Questions fréquentes
Peut-on venir dans le Nord en décembre ou janvier ? Oui, mais tu prends un risque météo réel : pluies, chaleur lourde, pistes qui peuvent se couper, saison cyclonique. Certaines sorties en mer sautent. Si tu n’as que ces dates, vise plutôt la ville et les alentours proches, pas les longues pistes.

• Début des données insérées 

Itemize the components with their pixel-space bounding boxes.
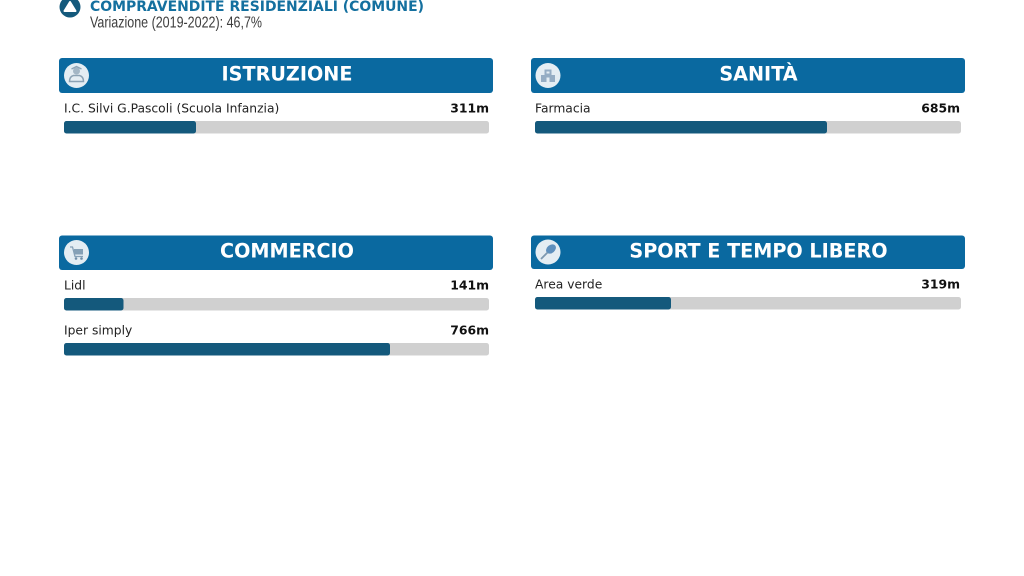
item: area verde: 319m [921, 276, 960, 292]
heading bar: sport [531, 236, 965, 269]
heading bar: sanita: SANITÀ [719, 62, 798, 86]
item: farmacia: 685m [921, 100, 960, 116]
heading bar: commercio [59, 236, 493, 270]
item: farmacia [535, 100, 961, 134]
panel: sport e tempo libero [531, 236, 965, 310]
text: variation: Variazione (2019-2022): 46,7% [90, 14, 262, 32]
icon: pharmacy [536, 63, 560, 88]
header: residential sales [60, 0, 424, 32]
item: scuola infanzia: I.C. Silvi G.Pascoli (Scuola Infanzia) [64, 102, 279, 116]
item: lidl: 141m [450, 278, 489, 292]
icon: shopping cart [64, 240, 89, 265]
heading bar: sport: SPORT E TEMPO LIBERO [629, 240, 888, 262]
item: area verde: Area verde [535, 278, 602, 292]
item: area verde [535, 276, 961, 310]
heading bar: istruzione [59, 58, 493, 93]
item: lidl [64, 278, 489, 310]
heading bar: istruzione: ISTRUZIONE [222, 62, 352, 86]
item: farmacia: Farmacia [535, 102, 591, 116]
icon: racket [536, 240, 560, 264]
item: iper simply: 766m [450, 322, 489, 338]
heading bar: sanita [531, 58, 965, 93]
item: iper simply [64, 322, 489, 356]
item: scuola infanzia [64, 100, 489, 134]
item: lidl: Lidl [64, 278, 86, 292]
panel: istruzione [59, 58, 493, 134]
panel: sanita [531, 58, 965, 134]
item: scuola infanzia: 311m [450, 100, 489, 116]
item: iper simply: Iper simply [64, 324, 132, 338]
icon: triangle badge [60, 0, 80, 18]
panel: commercio [59, 236, 493, 356]
icon: teacher [64, 63, 89, 88]
heading bar: commercio: COMMERCIO [220, 240, 354, 262]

Quel est le meilleur mois tous usages confondus ? Septembre, sans trop hésiter. Le vent commence à mollir, les baleines sont encore là, l’eau reste bonne, les parcs sont secs. Octobre suit de près pour la plongée.
L’eau est-elle froide en saison sèche ? Non. Elle tourne autour de 25 °C toute l’année. La fraîcheur, c’est le vent qui te la donne.
Croise ton envie avec le calendrier
Retiens l’ordre des choses : d’avril à novembre tu voyages avec le varatraza, de décembre à mars tu voyages contre la pluie. Entre les deux, chaque activité a son mois, et c’est en croisant ta vraie envie avec le calendrier que tu tombes juste. Ici on avance mora mora, doucement, mais on choisit ses dates avec précision. Le reste, le vent s’en charge.
Sources : Madagascar National Parks, France Diplomatie, UICN – Liste rouge, Wikipédia – Antsiranana. Prix et durées indicatifs, juillet 2026.